The Problem: Optimal ApplicativeDo is Too Slow
GHC has a flag -foptimal-applicative-do that produces the best possible scheduling of independent statements in do notation. It's off by default because the algorithm is O(n³). A 1000-statement block takes 55 seconds to compile with the optimal flag, vs under 2 seconds with the default greedy heuristic.
Ian Duncan set out to fix this. The core problem: given a sequence of statements with dependencies, find the tree of Seq (sequential) and Par (parallel) combinators that minimizes the number of rounds (sequential depth). This is a dynamic programming problem over spans [i,j], with O(n²) spans and O(n) split points each, yielding O(n³).
The Insight: Borrow from RNA Folding
The recurrence for optimal cost is identical to Nussinov's algorithm for RNA secondary structure prediction. In RNA, bases pair to minimize free energy; in ApplicativeDo, statements group to minimize rounds. Both use the same triangular table and combine-over-split-point logic.
Duncan realized that for "tangled" spans (where no parallel grouping is possible), the optimal split must be at one of the two extremes: peel off the first statement or the last. This is because the cost function is monotonic — adding statements only increases cost. So any interior split would sum two larger sub-costs, which can't be cheaper than peeling a single statement.

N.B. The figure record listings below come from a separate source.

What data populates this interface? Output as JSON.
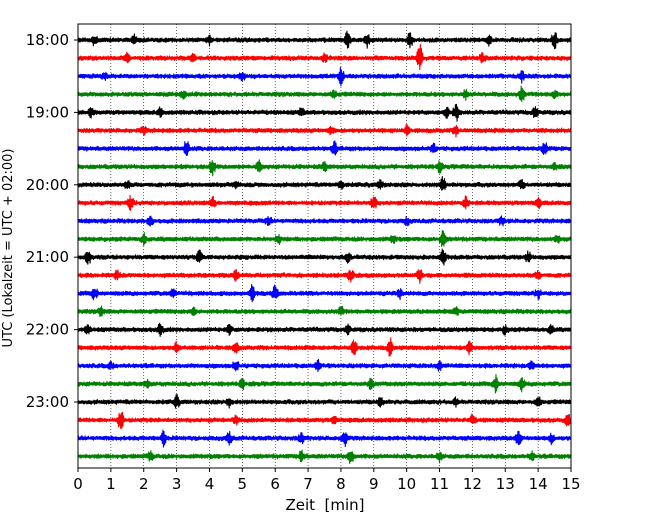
{
  "chart_data": {
    "type": "seismogram-helicorder",
    "title": "",
    "xlabel": "Zeit  [min]",
    "ylabel": "UTC (Lokalzeit = UTC + 02:00)",
    "xlim": [
      0,
      15
    ],
    "x_ticks": [
      "0",
      "1",
      "2",
      "3",
      "4",
      "5",
      "6",
      "7",
      "8",
      "9",
      "10",
      "11",
      "12",
      "13",
      "14",
      "15"
    ],
    "y_ticks": [
      {
        "label": "18:00",
        "row": 0
      },
      {
        "label": "19:00",
        "row": 4
      },
      {
        "label": "20:00",
        "row": 8
      },
      {
        "label": "21:00",
        "row": 12
      },
      {
        "label": "22:00",
        "row": 16
      },
      {
        "label": "23:00",
        "row": 20
      }
    ],
    "vertical_gridlines_dotted": true,
    "row_interval_minutes": 15,
    "color_cycle": [
      "#000000",
      "#ff0000",
      "#0000ff",
      "#008000"
    ],
    "series": [
      {
        "name": "18:00",
        "spikes": [
          [
            0.5,
            0.6
          ],
          [
            1.7,
            0.5
          ],
          [
            4.0,
            0.5
          ],
          [
            8.2,
            1.0
          ],
          [
            8.8,
            0.7
          ],
          [
            10.1,
            0.8
          ],
          [
            12.5,
            0.6
          ],
          [
            14.5,
            1.0
          ]
        ]
      },
      {
        "name": "18:15",
        "spikes": [
          [
            1.5,
            0.5
          ],
          [
            3.5,
            0.4
          ],
          [
            7.5,
            0.4
          ],
          [
            10.4,
            1.6
          ],
          [
            12.3,
            0.5
          ]
        ]
      },
      {
        "name": "18:30",
        "spikes": [
          [
            0.8,
            0.4
          ],
          [
            5.0,
            0.5
          ],
          [
            8.0,
            0.9
          ],
          [
            13.5,
            0.6
          ]
        ]
      },
      {
        "name": "18:45",
        "spikes": [
          [
            3.2,
            0.4
          ],
          [
            7.8,
            0.4
          ],
          [
            11.8,
            0.5
          ],
          [
            13.5,
            0.9
          ],
          [
            14.5,
            0.5
          ]
        ]
      },
      {
        "name": "19:00",
        "spikes": [
          [
            0.4,
            0.5
          ],
          [
            2.5,
            0.5
          ],
          [
            6.8,
            0.4
          ],
          [
            11.2,
            0.6
          ],
          [
            11.5,
            1.0
          ],
          [
            13.9,
            0.7
          ]
        ]
      },
      {
        "name": "19:15",
        "spikes": [
          [
            2.0,
            0.4
          ],
          [
            7.7,
            0.4
          ],
          [
            10.0,
            0.5
          ],
          [
            11.5,
            0.5
          ]
        ]
      },
      {
        "name": "19:30",
        "spikes": [
          [
            3.3,
            0.9
          ],
          [
            7.8,
            0.7
          ],
          [
            10.8,
            0.6
          ],
          [
            14.2,
            0.7
          ]
        ]
      },
      {
        "name": "19:45",
        "spikes": [
          [
            4.1,
            0.9
          ],
          [
            5.5,
            0.6
          ],
          [
            7.5,
            0.5
          ],
          [
            11.0,
            0.6
          ],
          [
            14.5,
            0.4
          ]
        ]
      },
      {
        "name": "20:00",
        "spikes": [
          [
            1.5,
            0.4
          ],
          [
            4.8,
            0.4
          ],
          [
            8.0,
            0.5
          ],
          [
            9.2,
            0.5
          ],
          [
            11.1,
            0.9
          ],
          [
            13.5,
            0.5
          ]
        ]
      },
      {
        "name": "20:15",
        "spikes": [
          [
            1.6,
            0.8
          ],
          [
            4.1,
            0.6
          ],
          [
            9.0,
            0.9
          ],
          [
            11.8,
            0.7
          ],
          [
            14.0,
            0.5
          ]
        ]
      },
      {
        "name": "20:30",
        "spikes": [
          [
            2.2,
            0.6
          ],
          [
            5.8,
            0.4
          ],
          [
            10.0,
            0.4
          ],
          [
            12.9,
            0.5
          ]
        ]
      },
      {
        "name": "20:45",
        "spikes": [
          [
            2.0,
            0.6
          ],
          [
            6.1,
            0.5
          ],
          [
            9.6,
            0.4
          ],
          [
            11.1,
            1.0
          ],
          [
            14.6,
            0.4
          ]
        ]
      },
      {
        "name": "21:00",
        "spikes": [
          [
            0.3,
            0.9
          ],
          [
            3.7,
            0.7
          ],
          [
            8.2,
            0.6
          ],
          [
            11.1,
            0.9
          ],
          [
            13.7,
            0.6
          ]
        ]
      },
      {
        "name": "21:15",
        "spikes": [
          [
            1.2,
            0.5
          ],
          [
            4.8,
            0.5
          ],
          [
            8.3,
            0.6
          ],
          [
            10.4,
            0.7
          ],
          [
            14.0,
            0.4
          ]
        ]
      },
      {
        "name": "21:30",
        "spikes": [
          [
            0.5,
            0.7
          ],
          [
            2.9,
            0.6
          ],
          [
            5.3,
            1.0
          ],
          [
            6.0,
            0.8
          ],
          [
            9.8,
            0.5
          ],
          [
            14.0,
            0.5
          ]
        ]
      },
      {
        "name": "21:45",
        "spikes": [
          [
            0.7,
            0.5
          ],
          [
            3.5,
            0.4
          ],
          [
            8.0,
            0.5
          ],
          [
            11.5,
            0.4
          ]
        ]
      },
      {
        "name": "22:00",
        "spikes": [
          [
            0.3,
            0.4
          ],
          [
            2.5,
            0.7
          ],
          [
            4.6,
            0.5
          ],
          [
            8.2,
            0.5
          ],
          [
            13.0,
            0.5
          ],
          [
            14.4,
            0.5
          ]
        ]
      },
      {
        "name": "22:15",
        "spikes": [
          [
            3.0,
            0.7
          ],
          [
            4.8,
            0.6
          ],
          [
            8.4,
            0.8
          ],
          [
            9.5,
            1.0
          ],
          [
            11.9,
            0.7
          ]
        ]
      },
      {
        "name": "22:30",
        "spikes": [
          [
            1.0,
            0.4
          ],
          [
            4.8,
            0.6
          ],
          [
            7.3,
            0.6
          ],
          [
            11.0,
            0.5
          ],
          [
            13.8,
            0.5
          ]
        ]
      },
      {
        "name": "22:45",
        "spikes": [
          [
            2.1,
            0.4
          ],
          [
            5.0,
            0.5
          ],
          [
            8.9,
            0.5
          ],
          [
            12.7,
            0.9
          ],
          [
            13.5,
            0.7
          ]
        ]
      },
      {
        "name": "23:00",
        "spikes": [
          [
            3.0,
            0.7
          ],
          [
            4.6,
            0.6
          ],
          [
            9.2,
            0.5
          ],
          [
            11.5,
            0.4
          ],
          [
            14.0,
            0.5
          ]
        ]
      },
      {
        "name": "23:15",
        "spikes": [
          [
            1.3,
            1.2
          ],
          [
            4.8,
            0.5
          ],
          [
            7.8,
            0.4
          ],
          [
            12.0,
            0.5
          ],
          [
            14.9,
            0.6
          ]
        ]
      },
      {
        "name": "23:30",
        "spikes": [
          [
            2.6,
            0.8
          ],
          [
            4.6,
            0.7
          ],
          [
            6.8,
            0.6
          ],
          [
            8.1,
            1.0
          ],
          [
            13.4,
            0.8
          ],
          [
            14.4,
            0.5
          ]
        ]
      },
      {
        "name": "23:45",
        "spikes": [
          [
            2.2,
            0.5
          ],
          [
            6.8,
            0.6
          ],
          [
            8.3,
            0.9
          ],
          [
            11.0,
            0.5
          ],
          [
            13.8,
            0.5
          ]
        ]
      }
    ]
  }
}
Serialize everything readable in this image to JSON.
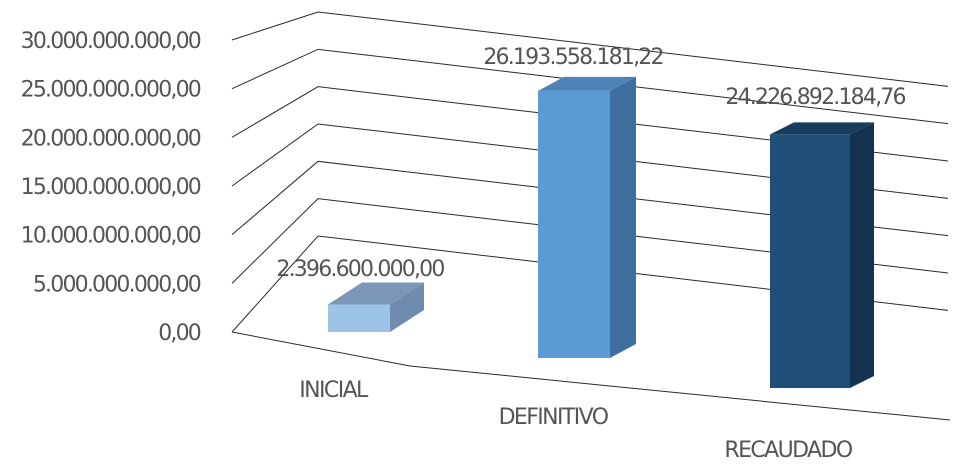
{
  "chart_data": {
    "type": "bar",
    "three_d": true,
    "categories": [
      "INICIAL",
      "DEFINITIVO",
      "RECAUDADO"
    ],
    "values": [
      2396600000.0,
      26193558181.22,
      24226892184.76
    ],
    "data_labels": [
      "2.396.600.000,00",
      "26.193.558.181,22",
      "24.226.892.184,76"
    ],
    "y_ticks": [
      0,
      5000000000,
      10000000000,
      15000000000,
      20000000000,
      25000000000,
      30000000000
    ],
    "y_tick_labels": [
      "0,00",
      "5.000.000.000,00",
      "10.000.000.000,00",
      "15.000.000.000,00",
      "20.000.000.000,00",
      "25.000.000.000,00",
      "30.000.000.000,00"
    ],
    "ylim": [
      0,
      30000000000
    ],
    "grid": true,
    "legend": false,
    "colors": {
      "bars": [
        "#9DC3E6",
        "#5B9BD5",
        "#1F4E79"
      ],
      "tops": [
        "#7A96B8",
        "#4F84B8",
        "#173C5E"
      ],
      "sides": [
        "#6F8BAE",
        "#3E6F9E",
        "#13324F"
      ],
      "grid": "#2a2a2a",
      "text": "#555555"
    }
  }
}
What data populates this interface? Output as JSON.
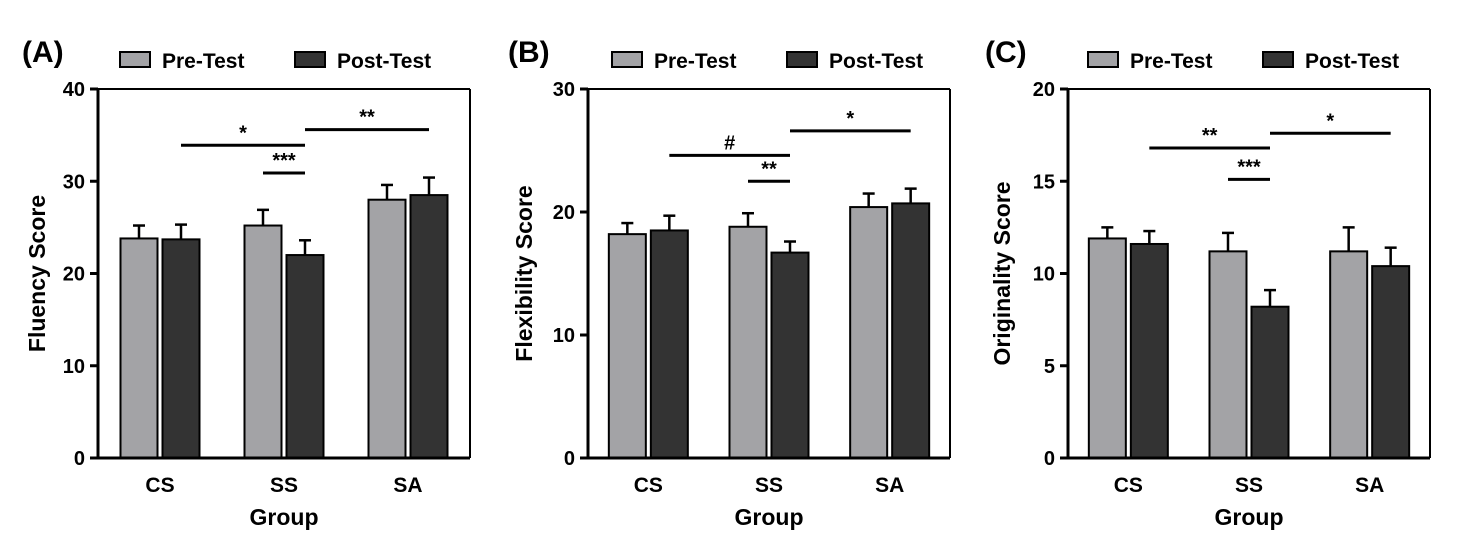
{
  "legend": {
    "pre": "Pre-Test",
    "post": "Post-Test"
  },
  "colors": {
    "pre": "#a3a3a6",
    "post": "#333333",
    "axis": "#000000"
  },
  "chart_data": [
    {
      "type": "bar",
      "panel_label": "(A)",
      "categories": [
        "CS",
        "SS",
        "SA"
      ],
      "xlabel": "Group",
      "ylabel": "Fluency Score",
      "ylim": [
        0,
        40
      ],
      "yticks": [
        0,
        10,
        20,
        30,
        40
      ],
      "series": [
        {
          "name": "Pre-Test",
          "values": [
            23.8,
            25.2,
            28.0
          ],
          "errors": [
            1.4,
            1.7,
            1.6
          ]
        },
        {
          "name": "Post-Test",
          "values": [
            23.7,
            22.0,
            28.5
          ],
          "errors": [
            1.6,
            1.6,
            1.9
          ]
        }
      ],
      "annotations": [
        {
          "text": "*",
          "from": [
            0,
            1
          ],
          "to": [
            1,
            1
          ],
          "y": 33.9
        },
        {
          "text": "***",
          "from": [
            1,
            0
          ],
          "to": [
            1,
            1
          ],
          "y": 30.9
        },
        {
          "text": "**",
          "from": [
            1,
            1
          ],
          "to": [
            2,
            1
          ],
          "y": 35.6
        }
      ]
    },
    {
      "type": "bar",
      "panel_label": "(B)",
      "categories": [
        "CS",
        "SS",
        "SA"
      ],
      "xlabel": "Group",
      "ylabel": "Flexibility Score",
      "ylim": [
        0,
        30
      ],
      "yticks": [
        0,
        10,
        20,
        30
      ],
      "series": [
        {
          "name": "Pre-Test",
          "values": [
            18.2,
            18.8,
            20.4
          ],
          "errors": [
            0.9,
            1.1,
            1.1
          ]
        },
        {
          "name": "Post-Test",
          "values": [
            18.5,
            16.7,
            20.7
          ],
          "errors": [
            1.2,
            0.9,
            1.2
          ]
        }
      ],
      "annotations": [
        {
          "text": "#",
          "from": [
            0,
            1
          ],
          "to": [
            1,
            1
          ],
          "y": 24.6
        },
        {
          "text": "**",
          "from": [
            1,
            0
          ],
          "to": [
            1,
            1
          ],
          "y": 22.5
        },
        {
          "text": "*",
          "from": [
            1,
            1
          ],
          "to": [
            2,
            1
          ],
          "y": 26.6
        }
      ]
    },
    {
      "type": "bar",
      "panel_label": "(C)",
      "categories": [
        "CS",
        "SS",
        "SA"
      ],
      "xlabel": "Group",
      "ylabel": "Originality Score",
      "ylim": [
        0,
        20
      ],
      "yticks": [
        0,
        5,
        10,
        15,
        20
      ],
      "series": [
        {
          "name": "Pre-Test",
          "values": [
            11.9,
            11.2,
            11.2
          ],
          "errors": [
            0.6,
            1.0,
            1.3
          ]
        },
        {
          "name": "Post-Test",
          "values": [
            11.6,
            8.2,
            10.4
          ],
          "errors": [
            0.7,
            0.9,
            1.0
          ]
        }
      ],
      "annotations": [
        {
          "text": "**",
          "from": [
            0,
            1
          ],
          "to": [
            1,
            1
          ],
          "y": 16.8
        },
        {
          "text": "***",
          "from": [
            1,
            0
          ],
          "to": [
            1,
            1
          ],
          "y": 15.1
        },
        {
          "text": "*",
          "from": [
            1,
            1
          ],
          "to": [
            2,
            1
          ],
          "y": 17.6
        }
      ]
    }
  ]
}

The only exception is when both extremes tie, requiring further search.
The Optimization: Bounding with Longest Chain
When a tie occurs, the optimal cost is either c or c+1. If the longest chain through the span equals c+1, the lower bound meets the upper bound, and the search terminates immediately. For a pure chain of dependencies, every span ties, but the longest chain equals its length, which is always c+1. So the algorithm performs a single check per span instead of O(n) splits.
Combined with the paper's existing optimizations (extreme-cut shortcut for non-tied spans), the total cut evaluations drop dramatically:
- 100-chain: 166,650 naive → 4,950 optimized
- 100 realistic: 4,544 → 1,426
- 200 realistic: 47,471 → 3,583
The trees produced are identical to the naive optimal — same schedule, less work.
Residual Worst Case
Not all inputs benefit. A "hub" pattern (every statement feeds one final sink) still requires full O(n³) because every span ties with longest chain = 2, never closing the bound. Such shapes are rare in real code. For those, Duncan suggests a follow-up algorithm (not detailed here).
Practical Impact
This optimization makes -foptimal-applicative-do viable for everyday use. Developers using Haxl or other batching monads can now write plain do notation without worrying about manual <$> and <*> refactoring, and get optimal parallelism without 55-second compile times.
The patch is not yet merged into GHC; Duncan is working on it. But the technique — borrowing DP from computational biology — is a neat example of cross-domain algorithm transfer.
Code Example
Consider a block with two independent fetches:
numCommonFriends x y = do
fx <- friendsOf x
fy <- friendsOf y
return (length (intersect fx fy))
With -foptimal-applicative-do, GHC desugars this to:
(\fx fy -> length (intersect fx fy)) <$> friendsOf x <*> friendsOf y
Instead of the sequential:
friendsOf x >>= \fx -> friendsOf y >>= \fy -> return (length (intersect fx fy))
This reduces two network round-trips to one.